Unsurprisingly, the two will read from vastly different works. Xu, the Bedell Visiting Writer in the UI Nonfiction Writing Program, will read from her latest collection of nonfiction essays, titled Evanescent Isles, published in 2008 by Hong Kong University Press. The book is only the latest for her in a career made from writing about Hong Kong and what she calls its “unique historical and political reality” as an entity that has existed under both English rule (as a colony) and Chinese rule.
It’s a topic she said she finds herself continually drawn to write about.
“I can’t leave,” she joked. “I keep trying, but they won’t let me. We just have this very peculiar state, going from very poor to very wealthy in a short period of time. [Hong Kong] felt 21st century before the 21st century even hit.”
Houck, a member of the Nonfiction Writing Program, will read from his nonfiction essay thesis, which taps into the evolution/creationism debate raging across America. His work centers on a $27 million creationism museum in Kentucky and the overwhelming amount of imagination required to complete the project elicited from a group of people rarely associated with Tolkien-esque fantasy.

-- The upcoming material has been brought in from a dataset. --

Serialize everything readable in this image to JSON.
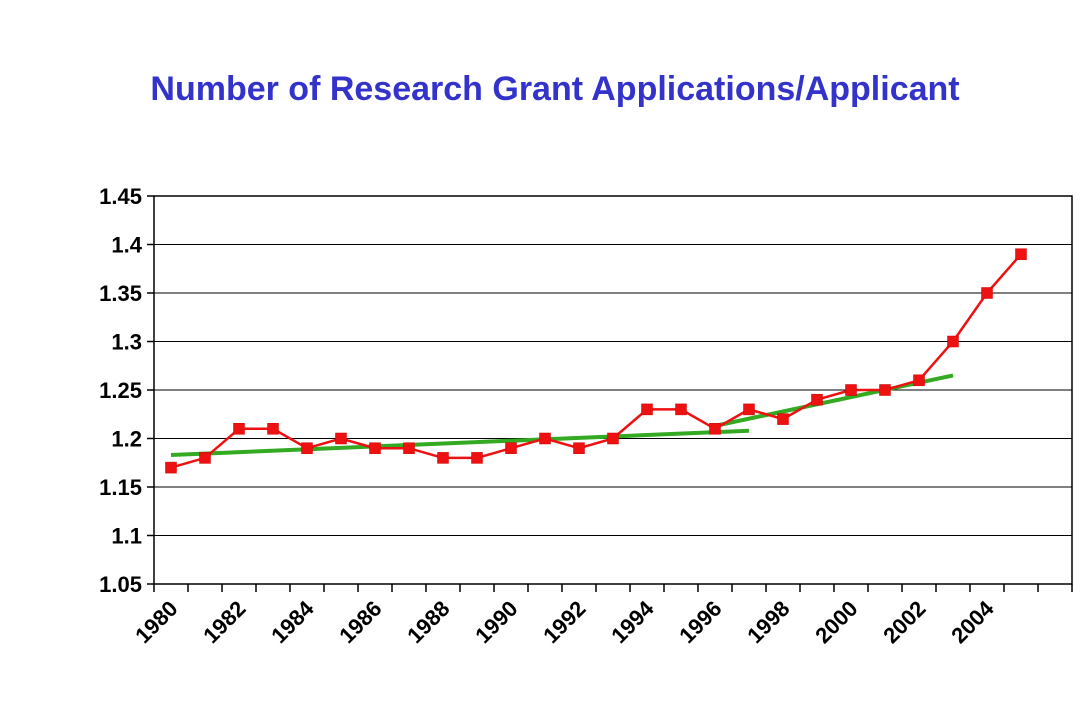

“I wanted to make it clear that I disapproved,” he said, “But I was impressed by [the museum’s] imaginative substructure and how a group so fundamentalist could be so creative.”
Among the people he interviewed for his thesis was the museum’s designer, whose previous accomplishments include the “Jaws” ride at Universal Studios. He was most interested, he said, in the way creationists hybridized such texts as Lord of the Rings into their belief system in a way that he believes they use to market to children, as if they were “selling a religious version of Dungeons and Dragons.”
“The museum isn’t a museum in the traditional sense,” Houck said. “You’re forced through exhibits in a linear path. It’s a rhetorical argument more than a museum.”
Despite the two writers’ multitude of differences, Xu, who sometimes refers to herself as a “Hong Kong astronaut,” has an appropriate analogy for both her and Houck. She splits her time between living in Hong Kong and the United States, and Houck found himself a stranger in a strange land as he experienced an ideology alien to his own.
“I don’t live in any one place,” Xu said. “We split lives. It’s part of the strange astronaut lives we all live.”